Job Description
The Network and Systems Operations Engineer role at a technology company focused on family safety and connectivity. The company operates in a Remote First environment. The NSO Team is part of Cloud Operations, supporting over 325 engineers. The team focuses on observability infrastructure, tooling, L1 service support, and incident management.
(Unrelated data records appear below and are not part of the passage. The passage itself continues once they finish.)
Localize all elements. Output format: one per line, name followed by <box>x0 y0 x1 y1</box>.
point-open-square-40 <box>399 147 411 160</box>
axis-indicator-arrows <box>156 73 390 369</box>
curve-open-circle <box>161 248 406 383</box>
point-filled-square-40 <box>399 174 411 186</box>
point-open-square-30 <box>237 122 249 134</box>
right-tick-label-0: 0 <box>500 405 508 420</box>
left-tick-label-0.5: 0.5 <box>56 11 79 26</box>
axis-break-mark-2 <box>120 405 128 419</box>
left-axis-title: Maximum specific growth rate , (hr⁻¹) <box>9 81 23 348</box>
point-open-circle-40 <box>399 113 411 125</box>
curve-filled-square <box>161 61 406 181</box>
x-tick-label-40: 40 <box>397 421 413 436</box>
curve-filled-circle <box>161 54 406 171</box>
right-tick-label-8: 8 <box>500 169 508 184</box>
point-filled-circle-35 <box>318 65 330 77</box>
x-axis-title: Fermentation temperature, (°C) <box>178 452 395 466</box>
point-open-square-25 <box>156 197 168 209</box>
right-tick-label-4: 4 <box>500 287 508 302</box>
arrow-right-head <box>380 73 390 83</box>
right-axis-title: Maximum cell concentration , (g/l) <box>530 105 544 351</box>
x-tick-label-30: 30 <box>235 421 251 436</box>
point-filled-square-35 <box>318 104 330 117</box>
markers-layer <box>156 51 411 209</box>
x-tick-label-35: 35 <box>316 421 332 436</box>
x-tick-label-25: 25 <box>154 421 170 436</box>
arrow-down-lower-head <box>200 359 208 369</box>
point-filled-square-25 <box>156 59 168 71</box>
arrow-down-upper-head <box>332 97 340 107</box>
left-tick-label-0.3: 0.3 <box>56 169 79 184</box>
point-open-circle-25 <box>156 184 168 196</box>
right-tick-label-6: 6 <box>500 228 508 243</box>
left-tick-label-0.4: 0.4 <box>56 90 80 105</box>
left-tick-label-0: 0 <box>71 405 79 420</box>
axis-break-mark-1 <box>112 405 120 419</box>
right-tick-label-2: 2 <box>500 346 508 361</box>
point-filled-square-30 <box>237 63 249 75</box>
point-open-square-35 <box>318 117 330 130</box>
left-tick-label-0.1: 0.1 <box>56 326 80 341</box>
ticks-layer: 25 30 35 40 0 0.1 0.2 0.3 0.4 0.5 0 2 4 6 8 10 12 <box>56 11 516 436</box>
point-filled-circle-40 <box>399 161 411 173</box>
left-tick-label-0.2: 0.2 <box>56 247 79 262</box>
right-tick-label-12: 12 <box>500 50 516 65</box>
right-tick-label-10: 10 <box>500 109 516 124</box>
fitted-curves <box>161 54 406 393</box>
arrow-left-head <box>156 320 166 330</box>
The role involves monitoring, responding to alerts, and executing runbooks to resolve problems.
Role involves:
- Creating and maintaining observability infrastructure and tooling using Prometheus, Grafana, and Datadog.
- Serving as a member of L1 support, answering pages, and resolving or escalating issues.
- Responding to alerts in PagerDuty and driving incidents to conclusion.
- Coordinating cross-team and cross-functional efforts to ensure operational excellence.
Requirements:
- Bachelor's in Computer Science, Engineering, or related field.
- 5+ years experience writing/debugging code in Java, Python, Shell, or Ruby.
- 5+ years experience with large-scale distributed systems and managing Linux-based systems in AWS.
- Experience with observability and reporting systems (New Relic, Datadog, Elastic, Prometheus, etc.).
- 3+ years experience with Docker, Kubernetes, system virtualization, cloud monitoring, and logging.
- 3+ years experience with IaC and config management tools like Terraform, Cloudformation, Chef, and Ansible.
- Experience working as part of a team with analytical and problem-solving skills.
What role offers:
- Technical and non-technical training.
- Internal conferences and meetups.
- Support and mentorship from an experienced employee.
- Health insurance.
- English courses.
- Sports activities.
- Flexible work options (remote and hybrid).
- Referral program.
- Work anniversary program and additional vacation days.